実はこの感覚は『シザーハンズ』や『スリーピーホロウ』でも感じたことなんですが、この映画にも「根底にイヤな現実が土台としてあり、その上でファンタジーの住人たちがどこか居心地悪そうに座っている」といったティム・バートン特有の切なさがあるんですよね。
そして今作は、その虚構と現実の線引きをラストまで曖昧にすることで、観客たちにゆっくりと問いかけを続けてきます。「「父の語った素敵な虚構」と「面白みのない現実」と、あなたはどちらを好みますか?」って。観客はその中で徐々に「素敵な虚構」を選択していくのですが、それは遂に「父の浮気の真偽を問う」シーンで表象化するんです。「あの水仙の物語が、どうかそんな現実に蹂躙されませんように」って。
息子ウィルもクライマックスで遂に「虚構の住人でいたい自分」に気付かされます。そしてその世界に浸っているところでラストの葬儀のシーンになるんです。巨人のカールは確かに「本当に巨人症の役者さん」だったけど、曲がった家を押せる程大きくなかった。芸人の姉妹は確かに「本当に双子の役者さん」だったけど、シャム双生児ではなかった。
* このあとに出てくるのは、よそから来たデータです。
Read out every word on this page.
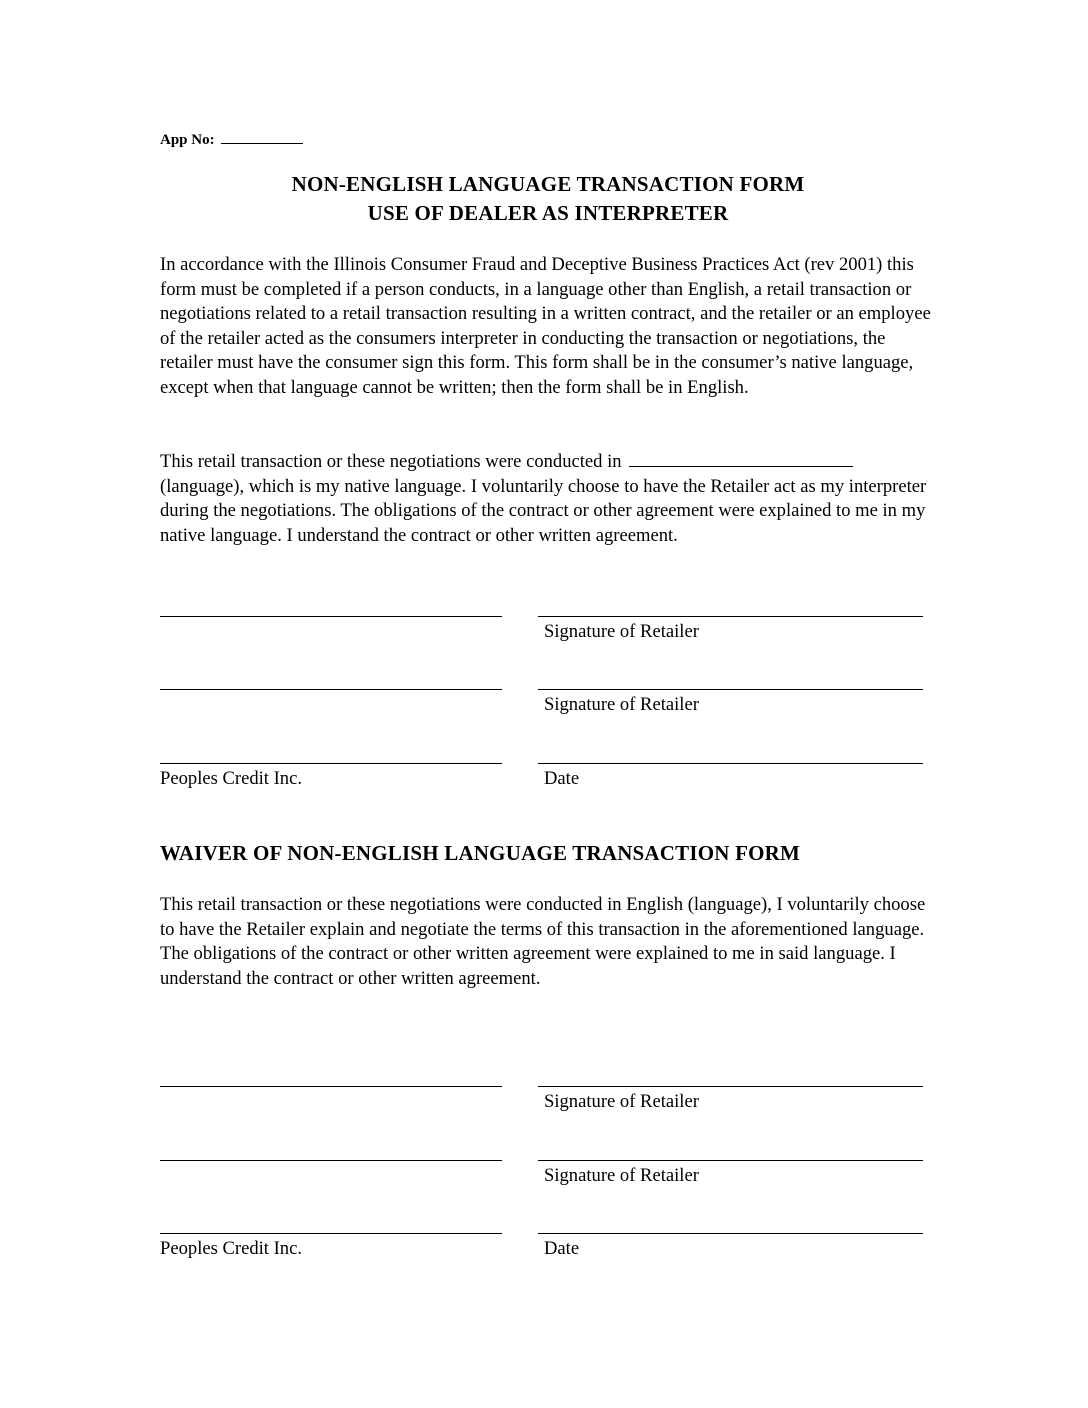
App No:
NON-ENGLISH LANGUAGE TRANSACTION FORM
USE OF DEALER AS INTERPRETER

In accordance with the Illinois Consumer Fraud and Deceptive Business Practices Act (rev 2001) this form must be completed if a person conducts, in a language other than English, a retail transaction or negotiations related to a retail transaction resulting in a written contract, and the retailer or an employee of the retailer acted as the consumers interpreter in conducting the transaction or negotiations, the retailer must have the consumer sign this form. This form shall be in the consumer’s native language, except when that language cannot be written; then the form shall be in English.

This retail transaction or these negotiations were conducted in  (language), which is my native language. I voluntarily choose to have the Retailer act as my interpreter during the negotiations. The obligations of the contract or other agreement were explained to me in my native language. I understand the contract or other written agreement.

Signature of Retailer
Signature of Retailer
Peoples Credit Inc.	Date
WAIVER OF NON-ENGLISH LANGUAGE TRANSACTION FORM

This retail transaction or these negotiations were conducted in English (language), I voluntarily choose to have the Retailer explain and negotiate the terms of this transaction in the aforementioned language. The obligations of the contract or other written agreement were explained to me in said language. I understand the contract or other written agreement.

Signature of Retailer
Signature of Retailer
Peoples Credit Inc.	Date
その時にウィルは初めて「虚構と現実」に折り合いを付け、同時に僕らも「スクリーンの内側の虚構とこちら側の現実」に折り合いを付けることになるんです。
想像の翼を捨てることなく現実と折り合っていくこと、それこそが正に「成長」である。ティム・バートン自身、父の死を乗り越えることでそのような成長をしたんだろうなぁと想像しました。世の中には「虚構で飾りたくなるクソつまらない現実」も「虚構よりもずっと素敵な現実」も、山ほど転がってるってことだよね。
ただねぇ、いくら大ボラ好きだからって、知り合いの双子の姉妹を勝手にシャム双生児に仕立て上げちゃうのはどうかと思うよ、父さん。